Detto questo, ammirato il panorama della nostra politica, ben difficilmente si può non essere d’accordo col duo Fini-Casini, i due ex imberbi sopravvissuti della Prima Repubblica che, indubbiamente dopo considerazioni di tornaconto elettorale, appoggiano a spada tratta il professore: se certe cose non le farà Monti, o qualcuno che gli assomigli dannatamente, non si vede proprio nessuno che possa farle.

Quali cose? Il nocciolo della questione, comunque si rigiri la frittata, è che, Euro o non Euro, grande finanza internazionale, tedeschi cattivi, finlandesi insensibili e americani (quelli si sa, c’entrano sempre) a parte, il nostro paese, dati alla mano, perde competitività da esattamente un trentennio. Di più: per colpa dei piemontesi, dei Borboni, dei fascisti, dei comunisti o di chi volete voi, la nostra pubblica amministrazione è tra le più inefficienti del mondo sviluppato, il che si traduce nel semplicissimo fatto che, a fronte di tasse da paese scandinavo, gli italiani abbiano servizi pubblici, appunto, da Italia.

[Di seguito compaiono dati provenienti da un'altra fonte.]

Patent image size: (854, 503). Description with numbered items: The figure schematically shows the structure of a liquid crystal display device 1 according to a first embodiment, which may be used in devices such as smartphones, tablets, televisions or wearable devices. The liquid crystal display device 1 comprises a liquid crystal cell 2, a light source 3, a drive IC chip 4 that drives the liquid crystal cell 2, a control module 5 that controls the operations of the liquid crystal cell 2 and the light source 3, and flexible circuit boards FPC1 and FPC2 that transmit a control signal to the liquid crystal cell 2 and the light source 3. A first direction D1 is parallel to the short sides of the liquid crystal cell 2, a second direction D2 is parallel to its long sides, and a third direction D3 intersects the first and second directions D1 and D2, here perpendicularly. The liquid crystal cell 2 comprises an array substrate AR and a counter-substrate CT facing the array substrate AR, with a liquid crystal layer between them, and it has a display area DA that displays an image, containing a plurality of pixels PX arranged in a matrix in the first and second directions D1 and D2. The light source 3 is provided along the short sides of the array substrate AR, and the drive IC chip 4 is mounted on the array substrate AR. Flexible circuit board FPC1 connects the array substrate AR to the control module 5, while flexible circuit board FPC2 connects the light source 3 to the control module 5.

Se vi possono essere idee diverse su come racimolare i soldini per sopravvivere un altro anno o due (compito tutt’altro che facile), non vi dovrebbe essere il minimo dubbio sul fatto che non sia possibile alcun rilancio del paese senza una riqualificazione (badate, non parlo di riduzione) della spesa pubblica: un processo che sarò necessariamente doloroso e scontenterà molti. Se a questo si aggiunge l’impossibilità di abbassare la pressione sulle imprese ed i lavoratori autonomi, il prossimo Presidente del Consiglio, chiunque sia, per fare gli interessi a lungo termine dell’Italia si troverà a scontrarsi contro quelli immediati della maggioranza, forse stragrande, dei suoi cittadini.

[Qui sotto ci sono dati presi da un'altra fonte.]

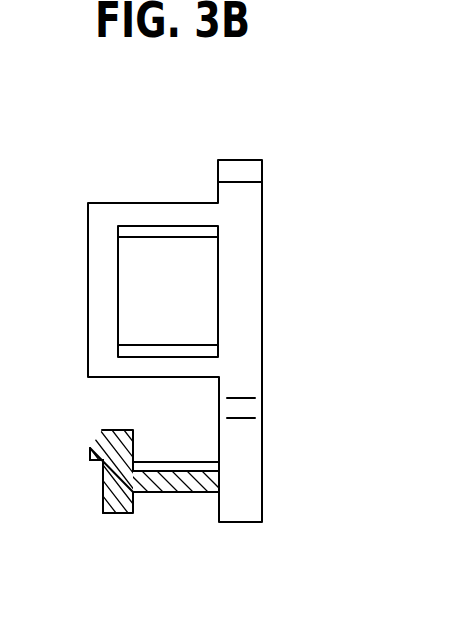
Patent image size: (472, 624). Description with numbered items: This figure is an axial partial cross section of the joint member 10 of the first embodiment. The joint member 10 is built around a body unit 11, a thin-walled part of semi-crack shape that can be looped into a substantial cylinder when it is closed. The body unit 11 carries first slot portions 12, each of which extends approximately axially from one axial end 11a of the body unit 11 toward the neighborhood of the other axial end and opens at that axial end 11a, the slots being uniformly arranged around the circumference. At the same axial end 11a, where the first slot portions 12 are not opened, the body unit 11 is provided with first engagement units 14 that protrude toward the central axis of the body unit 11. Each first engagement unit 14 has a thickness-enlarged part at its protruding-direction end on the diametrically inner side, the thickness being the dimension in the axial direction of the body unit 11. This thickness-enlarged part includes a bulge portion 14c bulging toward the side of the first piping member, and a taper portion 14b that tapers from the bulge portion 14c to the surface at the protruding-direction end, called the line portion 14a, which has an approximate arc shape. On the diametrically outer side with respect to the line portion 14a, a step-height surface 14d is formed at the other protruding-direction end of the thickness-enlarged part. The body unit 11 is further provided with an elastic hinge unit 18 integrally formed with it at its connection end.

Una situazione insostenibile, per qualunque governo non abbia alle spalle quasi l’intero Parlamento, che sarà frutto di decisioni inevitabili quanto difficili e comunque fuori dalla portata di chi sia dimostrato nei confronti del Paese, e in un modo o nell’altro è già accaduto a tutti i protagonisti della nostra politica attuale, “come imperfetto attor in scena, cui propria parte il cuor fa molle”.